In the first experiment, the nociceptive threshold for mechanical stimuli was evaluated 10, 25, 40, 55, 70, and 90 min after intraplantar (i.pl.) PTF or PPTF administration by using the Basile Analgesy meter (Ugo Basile, Varese, Italy). The paw pressure method consists of application of a force that increases at a constant rate (a certain number of grams per second). This force is continuously monitored by a pointer that moves along a linear scale. The animal’s paw is placed between plinth and pusher. When the pedal is depressed, the motor starts, thereby rotating a screw that moves the slide along the scale. The force applied to the paw by the pusher increases at a constant rate and is read on the scale (calibrated in grams) at the moment of paw withdrawal. The cutoff pressure was 400 g. The measurements were performed 3 times at 15-s intervals, and their mean was used for calculations.

In second set of experiments, a formalin test was used to mimic the nociceptive stimulation that takes place during surgical procedures. The rats were lightly anesthetized with halothane (1%–2% vol/vol for approximately 2–3 min), and 0.1 mL of a 12% formalin solution was injected subcutaneously into the dorsal surface of the left hindpaw (14,15). The influence of PTF (0.5, 1.0, or 2.0 mg/100 µL; 8–10 rats for each dose) or PPTF (1.0 or 2.0 mg/100 µL; 8–10 rats for each dose) injected i.pl. 10 min before or 10 min after formalin administration was quantified by a qualified investigator (other than the one who made injections) by counting spontaneous flinches, shakes, and jerks of the formalin-injected paw. All such behaviors are referred to as pain behavior in the text. Pain reactions were continuously counted for each animal for 90 min and then totaled over characteristic periods: 2–10 min (first phase) and 30–35 min and 85–90 min (second phase) after formalin administration.

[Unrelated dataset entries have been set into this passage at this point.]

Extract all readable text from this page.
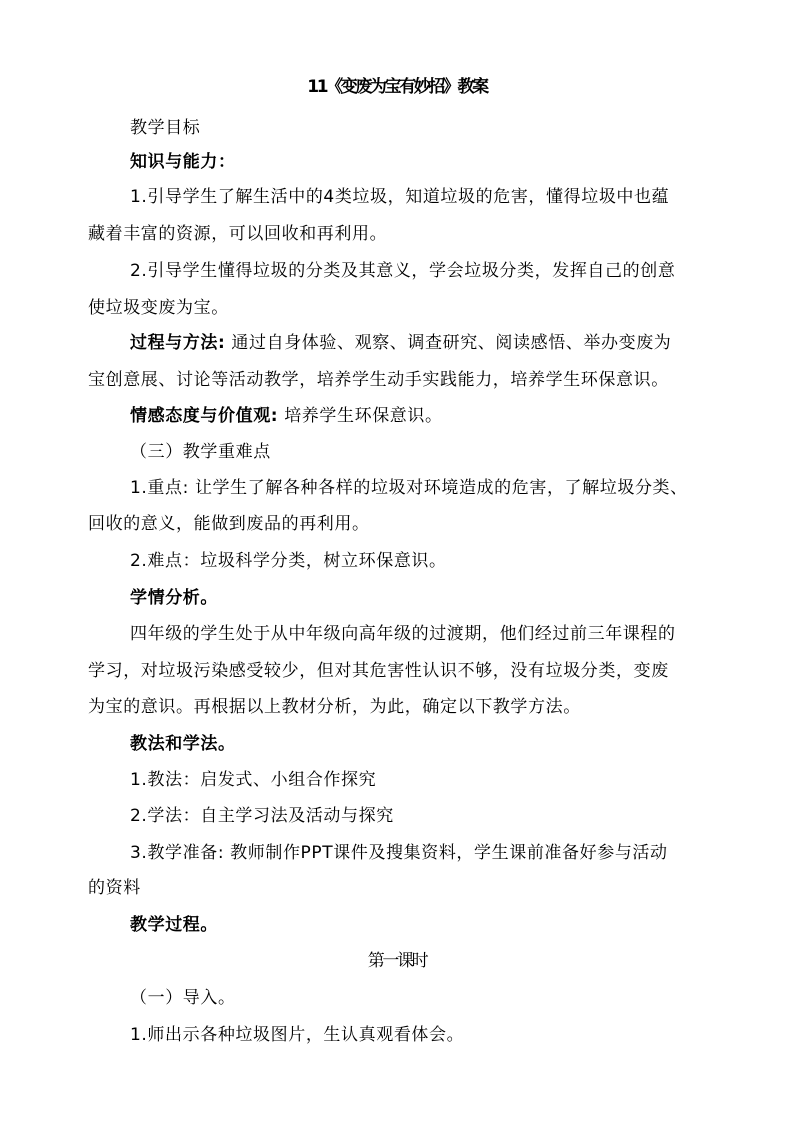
11《变废为宝有妙招》教案
教学目标
知识与能力：
1.引导学生了解生活中的4类垃圾，知道垃圾的危害，懂得垃圾中也蕴
藏着丰富的资源，可以回收和再利用。
2.引导学生懂得垃圾的分类及其意义，学会垃圾分类，发挥自己的创意
使垃圾变废为宝。
过程与方法: 通过自身体验、观察、调查研究、阅读感悟、举办变废为
宝创意展、讨论等活动教学，培养学生动手实践能力，培养学生环保意识。
情感态度与价值观: 培养学生环保意识。
（三）教学重难点
1.重点: 让学生了解各种各样的垃圾对环境造成的危害，了解垃圾分类、
回收的意义，能做到废品的再利用。
2.难点：垃圾科学分类，树立环保意识。
学情分析。
四年级的学生处于从中年级向高年级的过渡期，他们经过前三年课程的
学习，对垃圾污染感受较少，但对其危害性认识不够，没有垃圾分类，变废
为宝的意识。再根据以上教材分析，为此，确定以下教学方法。
教法和学法。
1.教法：启发式、小组合作探究
2.学法：自主学习法及活动与探究
3.教学准备: 教师制作PPT课件及搜集资料，学生课前准备好参与活动
的资料
教学过程。
第一课时
（一）导入。
1.师出示各种垃圾图片，生认真观看体会。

The volume of the rat paw was measured by a plethysmometer (Ugo Basile). PTF was injected 10 min before or 10 min after formalin administration. The measurements were made 30 min after formalin injection.

In the third set of experiments, the influence of i.pl. administration of PTF (2.0 mg/100 µL; three to four rats for each dose and time point) 10 min before and 10 min after formalin administration on the level of TNF- mRNA was measured by in situ hybridization. Rats were killed by decapitation 30, 60, or 90 min after formalin (or saline) administration, and the tissue of the injected paw was taken, frozen on dry ice, cut into 12-µm-thick slices on a cryostatic microtome (Leica Microsystems, Nussloch GmbH, Germany), and processed for in situ hybridization.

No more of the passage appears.